Manuel and I have started talking from time to time. I realise I can only grasp what he’s pondering about by paying close attention to the direction of his eyes. When he looks at the landscape, he’s thinking about the road and our project, when he looks at the ground I know he’s thinking about me, about the baby, about the idea of him being a father. As for me, I walk slightly behind, as if those few metres between us will enable him to protect me better. I know he’s worried about my physical condition and the thoughts flipping through my mind. I can only worry about the latter.
Our brains are receiving an infinity of images.
Tenerife Island, La Esperanza. I notice Amalia has started to smile while walking. Her feet are sore but she doesn’t complain. She suffers in silence. I feel relieved: her physical and mental strength are stronger than I expected. We now walk at the same speed, and her episodes of distress fade away a little faster every day.
I realize we now have two goals: finishing this journey and finding an answer. Or is it making a decision?
My feet perform the same action every day. The same applies to my arms and the balance of my body.
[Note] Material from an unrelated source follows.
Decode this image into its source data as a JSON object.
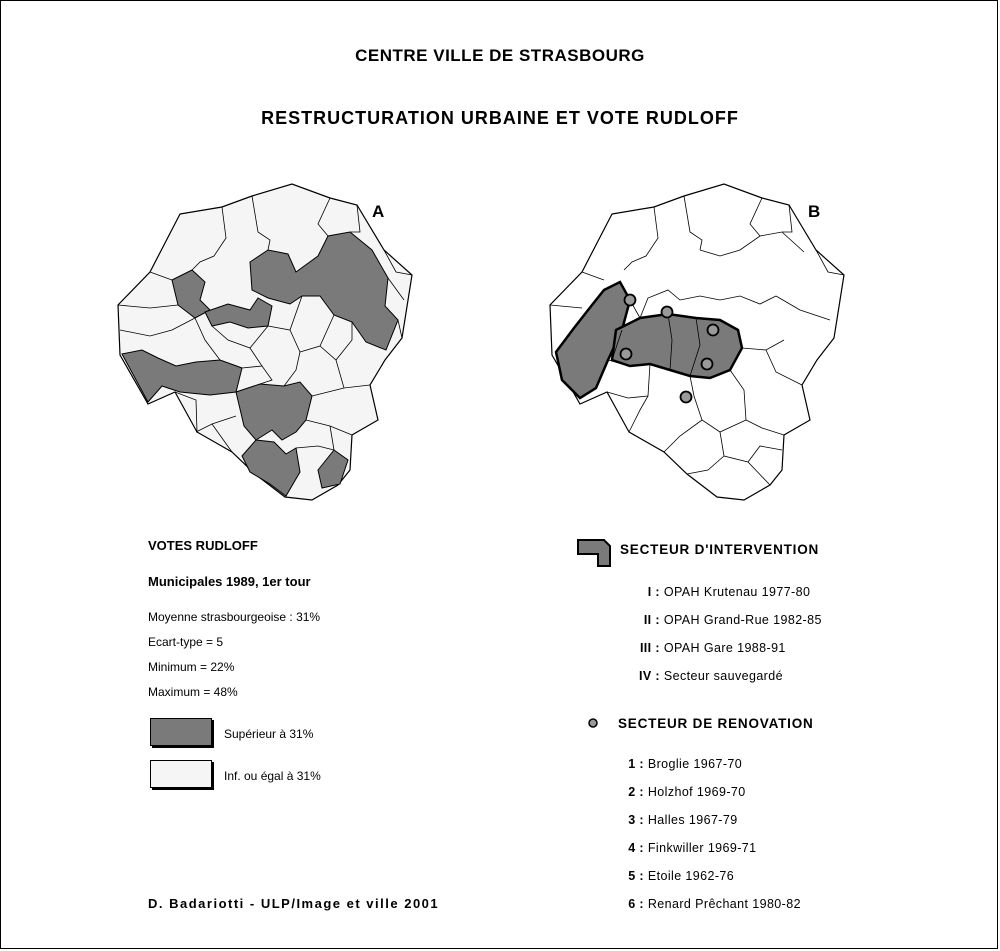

Inside though, things are constantly fluctuating. There’s times I see myself prepared to be a father. It tends to happen when I’m mesmerized by the surroundings. At other times my thoughts spin in a suffocating spiral. Confusion. Many hours go by without bumping into anyone, as if we’re the only ones walking out here. Only us, the rhythmic noise of our footsteps and the birds, floating on the rhythm of the whispering wind. The silence gives us a place to think. I sometimes wonder if we are thinking the same.
The peak of Mount Teide, the highest mountain in Spain. The path passes through the National Park but we decide to divert from the route, and sleep in the Refugio del Teide. We’ll climb the peak tomorrow. From down valley, I look up and see what’s to come. I can tell Amalia is nervous. A we watch the shadow of Mount Teide’s peak we notice the other islands sleeping in the sea. It’s breathtaking. The shape of our journey’s path is reflected onto the water, and I picture Amalia and me walking on the sea, following the lines drawn on the ocean’s surface.
We reach the top of Mount Teide. Manuel kisses me and tells me he’s proud. I can only look at the sea and take pictures. I realise I’ve come to a decision. If we can master a mountain, we can master anything. I wait to tell Manuel. When I look at him I sense he’s thinking the same thing.
As we descend, our adrenaline flows in every direction. There’s a superabundance of energy that is difficult to manage. We shout to the wind. I take Amalia in my arms and kiss her belly for the very first time. Silence finds us again and we look at each other. Amalia can’t stop taking pictures. When she’s not using the camera, we squeeze hands.